There have been no even remotely logical claims that f.root-servers.net
caused any problems at all.  If Paul's server had been working correctly
and had transferred the zone properly, the impact of NSI's screwups would
have been almost exactly the same.

What you are discussing is a problem, but not "the" problem and not a
problem that causes a significant impact over the short term.

It is important to keep that clear in messages; NSI has already spread
enough lies, so any confusion about the issue isn't wise.

In fact, the fact that at least three of NSI's servers were giving false
NXDOMAINs isn't really the issue either, from nanog's perspective.  It
needs to be figured out, is a major problem in BIND, etc. but isn't
necessarily something they could have or should have been able to prevent
before it happened: that is very difficult to figure out from the outside,
and I can certainly imagine situations where, despite the best operations
anywhere, they could not predict such things.

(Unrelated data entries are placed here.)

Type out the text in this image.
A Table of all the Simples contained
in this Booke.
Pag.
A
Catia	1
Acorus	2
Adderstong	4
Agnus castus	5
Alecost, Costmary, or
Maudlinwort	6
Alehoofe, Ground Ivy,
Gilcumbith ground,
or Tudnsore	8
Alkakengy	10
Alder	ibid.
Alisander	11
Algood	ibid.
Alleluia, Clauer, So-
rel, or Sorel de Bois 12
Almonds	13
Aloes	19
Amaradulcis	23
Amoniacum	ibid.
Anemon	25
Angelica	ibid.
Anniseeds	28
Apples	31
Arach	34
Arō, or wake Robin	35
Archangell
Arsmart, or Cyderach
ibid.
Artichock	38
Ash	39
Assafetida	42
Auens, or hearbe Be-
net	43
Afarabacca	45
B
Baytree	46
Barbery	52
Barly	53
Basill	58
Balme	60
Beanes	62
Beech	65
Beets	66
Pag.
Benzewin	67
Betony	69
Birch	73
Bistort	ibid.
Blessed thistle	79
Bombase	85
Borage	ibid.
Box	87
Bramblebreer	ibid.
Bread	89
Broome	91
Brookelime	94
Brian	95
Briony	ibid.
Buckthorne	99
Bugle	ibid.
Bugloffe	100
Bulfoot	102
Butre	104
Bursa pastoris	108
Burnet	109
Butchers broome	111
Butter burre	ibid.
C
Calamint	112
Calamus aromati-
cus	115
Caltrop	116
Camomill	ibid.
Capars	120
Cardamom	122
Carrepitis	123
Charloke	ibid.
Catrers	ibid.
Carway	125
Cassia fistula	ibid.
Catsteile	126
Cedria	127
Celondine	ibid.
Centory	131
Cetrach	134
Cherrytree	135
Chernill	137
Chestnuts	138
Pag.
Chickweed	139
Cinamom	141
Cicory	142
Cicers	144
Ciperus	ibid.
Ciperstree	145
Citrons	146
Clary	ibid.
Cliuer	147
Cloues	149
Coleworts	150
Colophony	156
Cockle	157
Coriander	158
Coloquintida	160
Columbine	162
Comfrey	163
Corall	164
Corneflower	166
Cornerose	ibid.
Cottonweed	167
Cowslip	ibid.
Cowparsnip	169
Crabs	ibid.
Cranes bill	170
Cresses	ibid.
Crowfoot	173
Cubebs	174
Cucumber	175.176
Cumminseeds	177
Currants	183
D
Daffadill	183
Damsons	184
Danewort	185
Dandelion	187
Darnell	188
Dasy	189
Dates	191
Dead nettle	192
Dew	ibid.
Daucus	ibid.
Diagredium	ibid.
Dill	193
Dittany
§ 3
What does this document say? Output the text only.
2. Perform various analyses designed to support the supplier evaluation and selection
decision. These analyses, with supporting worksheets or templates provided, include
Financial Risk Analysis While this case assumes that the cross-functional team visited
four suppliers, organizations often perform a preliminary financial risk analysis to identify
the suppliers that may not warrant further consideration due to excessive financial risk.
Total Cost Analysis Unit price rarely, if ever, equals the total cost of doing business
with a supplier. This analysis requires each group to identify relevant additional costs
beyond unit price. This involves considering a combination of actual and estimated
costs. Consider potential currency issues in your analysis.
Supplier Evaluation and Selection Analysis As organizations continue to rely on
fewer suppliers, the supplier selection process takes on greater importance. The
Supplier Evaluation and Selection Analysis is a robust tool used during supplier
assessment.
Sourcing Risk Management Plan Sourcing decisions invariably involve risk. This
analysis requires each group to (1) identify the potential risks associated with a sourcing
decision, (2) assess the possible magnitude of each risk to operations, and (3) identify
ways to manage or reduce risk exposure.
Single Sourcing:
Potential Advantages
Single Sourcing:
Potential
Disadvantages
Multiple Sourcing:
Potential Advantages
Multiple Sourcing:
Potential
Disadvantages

The big issue that needs to be addressed is why the heck it took NSI over
two hours after they were notified to fix it, especially in the middle of
the day, and why the didn't have any automated system that detected it and
notified them in minutes.  Whatever the exact problem was is important and
needs to be addressed, but addressing each instance is pointless without
knowing why NSI's operations procedures are so flawed.  In fact, they are
so flawed that the VP of engineering either had no idea what was going on
or chose to lie.

The problem is that NSI currently has no accountability (not even to their
customers), and doesn't even make a token effort to followup to their
screwups.

The organization that controls the root nameservers should have one of the
best operations departments, not one of the worst.